My hope is that I will become satisfied again with more healthy  choices and moderation.  That I will stop craving the sweets all day long.  Before I could honestly eat 5 m&m’s and be satisfied.  By the end of the summer, I could eat a whole bag of m&m’s and then go back and look for something else to eat.  During this time, I’m not worrying about My Fitness Pal for recording what I eat, since I am confident that it will be within my calorie limit.  On day 22, I will begin again with My Fitness Pal.

I’m also starting the 30 Day Shred again, if anyone wants to start and have an accountability partner, let me know.  This is a 30 Day commitment.  I know I can do it.  I’m confident that by completing the 21 day cleanse, and the 30 Day Shred, I’ll begin to think of myself as a finisher again.  Then I can again imagine myself finally reaching a weight that is no longer considered overweight.  (Because lately I’ve been imagining myself gaining all my weight back!)  And then I will become a sustainer.  I will reach my weight loss goal and sustain it for life!

And so, yesterday I became a Starter.  Today I am pressing on.

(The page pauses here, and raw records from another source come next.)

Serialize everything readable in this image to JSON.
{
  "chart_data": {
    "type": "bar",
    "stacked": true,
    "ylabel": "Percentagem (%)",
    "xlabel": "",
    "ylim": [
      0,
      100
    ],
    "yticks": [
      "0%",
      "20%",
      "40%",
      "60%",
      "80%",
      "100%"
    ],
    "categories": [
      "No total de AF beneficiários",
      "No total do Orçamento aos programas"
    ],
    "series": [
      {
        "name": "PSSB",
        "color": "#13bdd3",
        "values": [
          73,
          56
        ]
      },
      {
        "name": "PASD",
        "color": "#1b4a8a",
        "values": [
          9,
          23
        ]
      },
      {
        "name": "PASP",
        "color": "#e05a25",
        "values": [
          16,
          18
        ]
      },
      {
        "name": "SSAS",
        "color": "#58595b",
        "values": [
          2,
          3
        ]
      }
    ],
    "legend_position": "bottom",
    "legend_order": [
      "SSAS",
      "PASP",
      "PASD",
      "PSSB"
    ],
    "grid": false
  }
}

How are you?  Where are you on your health journey?  I’m not even going to ask if you are on a health journey, because I’m realizing that we all are.  We either are taking care of ourselves or we aren’t.  Do you need to become a starter?  I am praying for you to take those first steps.  Whether it is restarting like me, or starting from scratch like me a couple of years ago, I am praying that you will begin today.  Don’t be a procrastinator, be a starter.

Are you becoming a slacker or a quitter?  I tell you from my experience, starting is so much harder than maintaining what you are doing.  Do NOT quit, do not let up, keep going, press on!  (Remember physics class? An object in motion tends to stay in motion, an object at rest tends to stay at rest … more force is required to start an object’s motion than to maintain the motion.)

Are you a finisher?  Are you now a sustainer?  Than rock on, you are my hero!  But make sure to sustain to pay attention, to never take your eyes off of your goal.  Because even if you are there now, it is so easy to let it slip away!  So forever, press on in your health!

Pressing on Together,

♥Becki

P.S.  If you happen to see me the next few weeks, and I’m a little grumpy, please forgive me … I might be missing my sugar!